C'est sur la plage du festival belge de Zeebrugge en juillet 1995 que SIOUXSIE AND THE BANSHEES donnèrent leur dernier concert. Celui-ci mettait un point final à presque vingt ans d'une carrière qui figure sans conteste parmi les plus intéressantes de la musique anglaise, voire de la musique tout court. C'est encore plus vrai de la période 1978-1988 qui a quelque chose de littéralement magique. Les Anglais durant cette décennie ont exploré quasiment toutes les contrées musicales possibles. Post-punk, gothique, psychédélisme, pop barrée entre autres, la liste complète serait bien trop longue à écrire. Ils ont réussi avec plus ou moins de bonheur à se réinventer à chaque nouvelle production. En 1995, les BANSHEES sont au bout du rouleau. The Rapture, le dernier album sorti au début de l'année, n'a quasiment eu aucun écho. Il faut reconnaître qu'il n'est pas particulièrement marquant lorsqu'on le compare aux géniaux A Kiss In The Dream House ou Tinderbox par exemple. Ceci étant, l'une des raisons de cette séparation qui se fera dans la rancœur et l'amertume tenaces.

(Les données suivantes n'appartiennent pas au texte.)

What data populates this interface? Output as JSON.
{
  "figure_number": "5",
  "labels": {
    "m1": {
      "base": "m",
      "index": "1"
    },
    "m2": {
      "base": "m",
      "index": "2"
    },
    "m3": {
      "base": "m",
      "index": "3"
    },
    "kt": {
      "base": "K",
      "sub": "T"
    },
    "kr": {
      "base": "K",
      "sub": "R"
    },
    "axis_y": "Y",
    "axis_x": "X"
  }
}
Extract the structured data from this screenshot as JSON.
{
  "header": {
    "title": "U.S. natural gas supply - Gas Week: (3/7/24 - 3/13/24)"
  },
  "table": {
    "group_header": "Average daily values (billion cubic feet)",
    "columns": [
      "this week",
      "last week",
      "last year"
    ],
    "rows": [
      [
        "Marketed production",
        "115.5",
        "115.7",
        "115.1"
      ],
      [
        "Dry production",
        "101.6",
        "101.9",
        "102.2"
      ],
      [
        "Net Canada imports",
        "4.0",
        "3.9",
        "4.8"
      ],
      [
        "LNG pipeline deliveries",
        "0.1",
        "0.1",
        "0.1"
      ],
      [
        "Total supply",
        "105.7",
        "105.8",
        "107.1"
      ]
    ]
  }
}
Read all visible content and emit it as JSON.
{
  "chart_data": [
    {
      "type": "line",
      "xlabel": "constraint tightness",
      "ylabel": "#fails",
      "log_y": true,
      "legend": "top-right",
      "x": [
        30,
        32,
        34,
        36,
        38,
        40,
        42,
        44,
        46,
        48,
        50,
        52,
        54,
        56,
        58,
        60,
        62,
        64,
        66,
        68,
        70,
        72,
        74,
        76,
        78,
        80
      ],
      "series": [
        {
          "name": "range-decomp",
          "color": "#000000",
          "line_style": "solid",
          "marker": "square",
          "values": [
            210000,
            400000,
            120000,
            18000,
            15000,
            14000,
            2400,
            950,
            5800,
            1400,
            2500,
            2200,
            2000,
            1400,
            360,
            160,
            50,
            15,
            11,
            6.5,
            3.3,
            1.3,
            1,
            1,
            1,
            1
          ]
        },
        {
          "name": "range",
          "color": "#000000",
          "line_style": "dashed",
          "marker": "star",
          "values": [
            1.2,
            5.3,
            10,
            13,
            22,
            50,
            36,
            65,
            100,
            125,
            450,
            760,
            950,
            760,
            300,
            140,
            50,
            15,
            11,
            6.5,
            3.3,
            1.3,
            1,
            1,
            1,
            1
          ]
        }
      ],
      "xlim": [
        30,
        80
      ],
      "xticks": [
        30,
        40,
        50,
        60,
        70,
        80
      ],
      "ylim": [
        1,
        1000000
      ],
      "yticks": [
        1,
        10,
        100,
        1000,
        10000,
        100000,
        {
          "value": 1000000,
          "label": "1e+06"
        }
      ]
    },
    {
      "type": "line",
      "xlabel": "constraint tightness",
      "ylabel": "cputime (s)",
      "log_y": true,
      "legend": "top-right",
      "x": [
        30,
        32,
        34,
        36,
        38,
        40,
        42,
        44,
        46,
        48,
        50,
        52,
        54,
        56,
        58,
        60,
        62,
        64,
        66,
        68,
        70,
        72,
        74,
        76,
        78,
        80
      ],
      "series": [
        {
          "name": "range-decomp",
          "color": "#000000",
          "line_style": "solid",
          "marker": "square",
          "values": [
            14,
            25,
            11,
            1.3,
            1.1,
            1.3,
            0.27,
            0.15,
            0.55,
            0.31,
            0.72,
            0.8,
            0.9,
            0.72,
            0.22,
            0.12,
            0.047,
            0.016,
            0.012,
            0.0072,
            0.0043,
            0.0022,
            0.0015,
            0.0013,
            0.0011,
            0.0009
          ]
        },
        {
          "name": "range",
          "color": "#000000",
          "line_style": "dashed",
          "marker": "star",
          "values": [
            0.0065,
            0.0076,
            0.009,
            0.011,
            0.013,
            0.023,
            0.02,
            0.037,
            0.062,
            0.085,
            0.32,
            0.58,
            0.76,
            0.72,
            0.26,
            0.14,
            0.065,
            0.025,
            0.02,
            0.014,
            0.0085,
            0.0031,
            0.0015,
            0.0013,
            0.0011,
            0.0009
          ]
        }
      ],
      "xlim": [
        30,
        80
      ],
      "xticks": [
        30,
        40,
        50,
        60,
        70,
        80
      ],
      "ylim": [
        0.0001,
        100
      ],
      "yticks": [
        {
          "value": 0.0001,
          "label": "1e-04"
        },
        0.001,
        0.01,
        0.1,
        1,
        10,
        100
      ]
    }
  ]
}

Seven Years Itch comme sept ans de réflexion. Nous voici donc en 2002. Durant cette période, chaque membre a vaqué à ses activités respectives. Siouxsie et Budgie son batteur de mari ont sorti en 1999 avec leur projet des CREATURES le moyen Anima Animus tandis que Severin le talentueux bassiste-compositeur propose d'intéressants albums instrumentaux parus plus que confidentiellement. On n'est jamais dans la tête des gens mais on peut quand même légitimement se demander les raisons de cette réformation qui semblait arriver comme un cheveu sur la soupe. Tant de choses se sont écoulées durant ces années que ces quelques dates de concerts qui visitent les Etats-Unis, le Japon et l'Angleterre sentaient plus la tournée nostalgie et l'appel des livres sterling qu'un réel renouveau artistique. Le temps a confirmé malheureusement cette impression.

Cet album live qui n'est en fait que le second du groupe après le superbe et crépusculaire Nocturne (1983) a été capté le 9 juillet 2002 au Shepherd's Bush Empire de Londres. Il sort également en DVD avec quatre-cinq titres supplémentaires dont les classiques « Happy House »,« Christine » ou « Cities In Dust», stratégie marketing oblige. Nous avions quitté les Anglais en bien mauvaise posture sur le sable belge. La voix de Siouxsie n'avait plus la puissance ni la sensualité de ses belles années, payant ses excès en tout genre et ses compères étaient en pilotage automatique total. C'est peu de dire que le groupe était attendu au tournant. Premier constat en découvrant les morceaux proposés. Les BANSHEES n'ont pas vraiment choisi la facilité en mettant sciemment de côté leurs titres les plus accessibles. La setlist sur la papier est terriblement alléchante. Elle se compose de morceaux rarement joués et de faces-B qui sont à même de susciter l'excitation du fan. La déception n'en est que plus grande.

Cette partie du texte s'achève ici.